I am not suggesting that different accounts should be enabled under one Lipa na M-PESA Till Number just because I want mama mboga to create an account with people like PesaPal, but even for people who have various lines of businesses under the same business name should be able to use one Till Number for all their business units but still be able to manage individual business units’ accounts separately. For example you own a petrol station that also operates a restaurant and a shop (mini supermarket), and you would really like to separate those accounts as you have always done. You also do not want to register three separate Lipa na M-PESA accounts. So allowing sub-accounts under one Till Number will allow you to create several sub-accounts for the same Till Number and manage the separate accounts for each business units efficiently instead of accepting Lipa na M-PESA for only one business unit but continuing to receive cash for the other business units that you didn’t want to open Lipa na M-PESA Accounts for.
Will Safaricom allow mama mbogas to operate Lipa na M-PESA accounts either directly or by allowing a third party to do that the same? Maybe not…but if not so then it means Safaricom has lost touch with what has actually driven M-PESA to current heights – enabling the shunned (by the banks) Kenyans to own an account platform through which they can easily receive and send money and also pay for goods and services.

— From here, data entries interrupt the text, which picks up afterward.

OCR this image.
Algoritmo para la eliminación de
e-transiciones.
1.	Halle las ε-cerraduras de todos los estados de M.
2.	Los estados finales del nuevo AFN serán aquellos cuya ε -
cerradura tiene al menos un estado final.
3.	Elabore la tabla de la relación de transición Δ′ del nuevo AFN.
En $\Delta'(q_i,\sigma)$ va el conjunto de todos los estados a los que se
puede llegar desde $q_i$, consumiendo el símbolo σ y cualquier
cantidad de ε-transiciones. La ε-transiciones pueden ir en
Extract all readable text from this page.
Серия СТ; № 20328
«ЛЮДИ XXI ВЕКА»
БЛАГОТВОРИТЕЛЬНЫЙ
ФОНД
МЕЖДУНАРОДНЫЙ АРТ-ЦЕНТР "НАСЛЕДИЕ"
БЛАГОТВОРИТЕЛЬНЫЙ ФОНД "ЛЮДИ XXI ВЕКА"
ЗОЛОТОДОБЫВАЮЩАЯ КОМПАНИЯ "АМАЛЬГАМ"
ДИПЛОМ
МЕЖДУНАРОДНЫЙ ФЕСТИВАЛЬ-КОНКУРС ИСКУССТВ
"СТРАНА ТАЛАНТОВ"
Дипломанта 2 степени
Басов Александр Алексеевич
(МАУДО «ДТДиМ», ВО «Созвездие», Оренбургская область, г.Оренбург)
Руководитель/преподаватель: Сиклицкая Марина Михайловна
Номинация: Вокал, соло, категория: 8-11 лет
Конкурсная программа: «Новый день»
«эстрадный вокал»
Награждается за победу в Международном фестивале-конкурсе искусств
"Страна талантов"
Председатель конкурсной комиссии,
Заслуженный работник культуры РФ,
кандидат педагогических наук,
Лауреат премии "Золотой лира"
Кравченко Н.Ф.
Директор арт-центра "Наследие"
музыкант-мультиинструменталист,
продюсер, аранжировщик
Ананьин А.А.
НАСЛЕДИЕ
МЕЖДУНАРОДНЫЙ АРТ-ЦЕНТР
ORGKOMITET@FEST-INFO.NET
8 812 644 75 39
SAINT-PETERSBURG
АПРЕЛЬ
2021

In other news, a reader wanted to know whether it is possible to reverse payments made through Lipa na M-PESA. His question is based on the fact that many businesses refuse to be paid through M-PESA since once a customer has sent the money to the merchant’s phone number, then the customer can walk out of the premise with the goods bought, call Safaricom customer care, and state that he just made a transference to the wrong person, and have the money back. If reversing payments made via Lipa na M-PESA is possible, then he doesn’t understand why businesses should accept Lipa na M-PESA.
If reversing payments is impossible, then how is a wrong payment corrected? For instance you have taken your Kshs 850 worth of lunch in a restaurant that accepts Lipa na M-PESA. You go to the Lipa na M-PESA options, enter the Till Number then instead of inputting 850 as the amount, you wrongly input it as 8500, quickly confirms then sends. Will you have just lost Shs 7,650?

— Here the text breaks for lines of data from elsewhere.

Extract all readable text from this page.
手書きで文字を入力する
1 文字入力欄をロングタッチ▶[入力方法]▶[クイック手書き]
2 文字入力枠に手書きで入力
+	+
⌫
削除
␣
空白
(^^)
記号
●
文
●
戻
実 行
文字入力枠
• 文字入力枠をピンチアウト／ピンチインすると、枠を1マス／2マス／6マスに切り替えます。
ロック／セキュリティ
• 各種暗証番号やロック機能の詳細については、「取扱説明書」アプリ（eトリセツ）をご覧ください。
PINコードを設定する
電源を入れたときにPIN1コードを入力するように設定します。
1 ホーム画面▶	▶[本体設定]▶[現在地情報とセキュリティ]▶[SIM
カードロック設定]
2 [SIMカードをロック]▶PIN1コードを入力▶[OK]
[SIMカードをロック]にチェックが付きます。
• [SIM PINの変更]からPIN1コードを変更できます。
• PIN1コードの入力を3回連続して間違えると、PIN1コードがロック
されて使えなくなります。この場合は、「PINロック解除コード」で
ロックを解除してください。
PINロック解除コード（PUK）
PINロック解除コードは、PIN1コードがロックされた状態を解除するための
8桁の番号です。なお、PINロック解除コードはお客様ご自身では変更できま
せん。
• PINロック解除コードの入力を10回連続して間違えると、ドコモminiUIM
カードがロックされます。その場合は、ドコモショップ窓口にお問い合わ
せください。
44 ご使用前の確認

The answer is that it is possible to reverse a wrong payment but not in the same process that reversing a wrong transference is effected. To reverse a wrong payment, Safaricom will have to confirm with the merchant whether indeed the payment has been made in excess and process the reversal within 24 hours. Of course the merchant will have to confirm that the payment was excess as you will be present when the call is being made.
Then the related question is, what if you entered a wrong Till Number? Well you will have to call Safaricom, they will call the merchant, and if the merchant confirms that indeed she received payment she has not offered services for, Safaricom will reverse that payment. Problem will come in when the merchant acknowledges that she offered services for the received amount – in that case, it becomes a police case. Woe unto you if the Till Number owner is a business operator based somewhere in a remote locality in Mandera county.